PUBLISHED : Tuesday, 25 October, 2011, 12:00am
UPDATED : Tuesday, 25 October, 2011, 12:00am


A plan by a private developer associated with New Territories kingpin Lau Wong-fat to push through a large housing development close to a country park faces opposition from conservationists over proposed rezoning of the site.

City Development, controlled by Lau's daughter Beatrix Lau Lai-fan, is asking the Town Planning Board to approve rezoning of more than 10 hectares in Tai Tong near Shap Pat Heung, Yuen Long. The applicant wants the site rezoned from agriculture and open storage to village-type development.

This would allow indigenous male villagers in the New Territories to build small houses on the land.

Part of the rezoned site would be used to relocate an unspecified number of villagers still living in nearby 400-year-old Tai Kiu Tsuen village, next to the Long Ping railway station, which is to be redeveloped into a private residential estate with four 27-storey blocks.

Among the 351 small houses proposed on the Tai Tong site under the company's rezoning request, about 117 would be reserved for relocating the inhabitants of Tai Kiu.

The remaining area would be big enough for another 234 homes and would allow Tai Tong village to expand.

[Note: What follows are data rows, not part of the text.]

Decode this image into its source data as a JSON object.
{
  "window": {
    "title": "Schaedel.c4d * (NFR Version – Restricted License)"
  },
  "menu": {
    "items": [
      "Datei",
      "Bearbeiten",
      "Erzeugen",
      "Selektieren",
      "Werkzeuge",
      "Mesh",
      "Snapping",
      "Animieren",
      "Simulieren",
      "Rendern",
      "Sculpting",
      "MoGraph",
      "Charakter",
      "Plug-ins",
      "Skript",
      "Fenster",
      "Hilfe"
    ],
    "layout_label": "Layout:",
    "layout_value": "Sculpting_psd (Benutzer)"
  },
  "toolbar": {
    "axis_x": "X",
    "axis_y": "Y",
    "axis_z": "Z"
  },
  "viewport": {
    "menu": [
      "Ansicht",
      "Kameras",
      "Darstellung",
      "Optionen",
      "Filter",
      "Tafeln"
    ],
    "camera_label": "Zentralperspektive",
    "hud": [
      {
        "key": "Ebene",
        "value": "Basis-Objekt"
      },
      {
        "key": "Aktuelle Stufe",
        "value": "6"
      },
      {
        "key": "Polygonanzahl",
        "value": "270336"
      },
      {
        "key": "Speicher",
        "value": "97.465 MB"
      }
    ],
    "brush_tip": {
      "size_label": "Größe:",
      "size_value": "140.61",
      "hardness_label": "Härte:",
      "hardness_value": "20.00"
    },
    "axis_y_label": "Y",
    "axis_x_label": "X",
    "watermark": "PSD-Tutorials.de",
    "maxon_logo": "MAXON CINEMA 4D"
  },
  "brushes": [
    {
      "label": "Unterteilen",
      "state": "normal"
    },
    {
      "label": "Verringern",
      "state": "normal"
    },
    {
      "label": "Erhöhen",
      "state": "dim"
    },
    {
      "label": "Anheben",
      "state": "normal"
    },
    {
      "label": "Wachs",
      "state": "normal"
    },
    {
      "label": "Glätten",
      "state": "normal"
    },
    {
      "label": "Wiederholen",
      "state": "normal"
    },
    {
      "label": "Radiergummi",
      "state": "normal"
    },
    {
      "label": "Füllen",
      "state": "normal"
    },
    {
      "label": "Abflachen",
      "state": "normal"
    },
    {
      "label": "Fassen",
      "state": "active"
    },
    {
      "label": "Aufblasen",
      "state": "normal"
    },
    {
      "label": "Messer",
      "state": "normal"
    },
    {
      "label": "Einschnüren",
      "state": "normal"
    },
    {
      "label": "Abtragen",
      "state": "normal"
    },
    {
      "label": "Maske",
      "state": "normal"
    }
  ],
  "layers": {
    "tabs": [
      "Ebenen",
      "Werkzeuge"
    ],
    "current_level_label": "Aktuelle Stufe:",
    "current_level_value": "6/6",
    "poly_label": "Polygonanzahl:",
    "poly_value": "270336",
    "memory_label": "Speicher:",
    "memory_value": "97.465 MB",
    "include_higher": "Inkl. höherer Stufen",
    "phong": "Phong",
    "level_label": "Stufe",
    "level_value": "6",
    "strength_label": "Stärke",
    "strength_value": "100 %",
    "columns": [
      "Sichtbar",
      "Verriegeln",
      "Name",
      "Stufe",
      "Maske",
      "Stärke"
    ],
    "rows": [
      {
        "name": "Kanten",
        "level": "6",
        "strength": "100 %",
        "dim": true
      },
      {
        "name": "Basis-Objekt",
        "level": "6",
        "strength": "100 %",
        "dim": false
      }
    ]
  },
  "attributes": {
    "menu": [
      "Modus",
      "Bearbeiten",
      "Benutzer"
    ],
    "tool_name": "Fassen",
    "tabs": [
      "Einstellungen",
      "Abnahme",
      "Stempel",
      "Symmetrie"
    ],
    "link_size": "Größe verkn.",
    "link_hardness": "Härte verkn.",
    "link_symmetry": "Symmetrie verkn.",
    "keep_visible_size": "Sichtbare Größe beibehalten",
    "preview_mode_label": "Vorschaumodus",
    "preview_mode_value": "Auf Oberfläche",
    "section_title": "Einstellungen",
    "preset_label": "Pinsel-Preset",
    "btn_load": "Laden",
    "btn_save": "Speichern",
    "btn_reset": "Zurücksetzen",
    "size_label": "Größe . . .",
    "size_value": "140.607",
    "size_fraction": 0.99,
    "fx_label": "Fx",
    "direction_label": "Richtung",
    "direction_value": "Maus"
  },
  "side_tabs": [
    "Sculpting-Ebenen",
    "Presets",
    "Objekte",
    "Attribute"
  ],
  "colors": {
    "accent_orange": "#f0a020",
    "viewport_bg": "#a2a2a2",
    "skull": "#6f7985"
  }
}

According to a summary of the rezoning application on the Town Planning Board website, the applicant did not explain why it was necessary to increase the village-type development area for Tai Tong Tsuen.

There is no information on how many villagers would be relocated.

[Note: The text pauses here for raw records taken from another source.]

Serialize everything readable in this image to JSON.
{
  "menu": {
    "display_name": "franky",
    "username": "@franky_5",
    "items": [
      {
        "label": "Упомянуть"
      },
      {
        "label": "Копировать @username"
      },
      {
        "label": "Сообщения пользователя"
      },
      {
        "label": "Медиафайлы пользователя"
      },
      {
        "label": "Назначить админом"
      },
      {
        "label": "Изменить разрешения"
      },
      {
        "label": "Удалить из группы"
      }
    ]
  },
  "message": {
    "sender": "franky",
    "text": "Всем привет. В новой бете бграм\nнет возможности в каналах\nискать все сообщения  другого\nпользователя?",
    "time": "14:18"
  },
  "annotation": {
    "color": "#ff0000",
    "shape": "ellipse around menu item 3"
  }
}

The rezoning request has hit a raw nerve with environmentalists who have been closely watching land issues in the New Territories amid the pressure to build up the government land reserve to meet future housing needs.

Conservancy Association campaign manager Peter Li Siu-man said he did not see any pressing need to rezone the site.

'Why is there a need to rezone the area for the benefit of a private development elsewhere?' he asked.

Li said the developer owned only about 20 per cent of the site it wanted to rezone. The government owned a third and the rest was believed to be in the hands of other landowners.

Li said the site was too close to Tai Lam Country Park and the conversion of the site from arable to housing land would mean that the last buffer against development would be gone.

He said the area might have high ecological values with natural streams flowing through; a colony of cattle egrets is within 500 metres of the rezoning site.

Li was also worried that government departments would underestimate the ecological richness of the site if they perceived it only as agriculture land.

Neither City Development nor Lau Wong-fat could be reached for comment.

The rezoning request is under public consultation until November 4 and the board is scheduled to scrutinise it on December 2.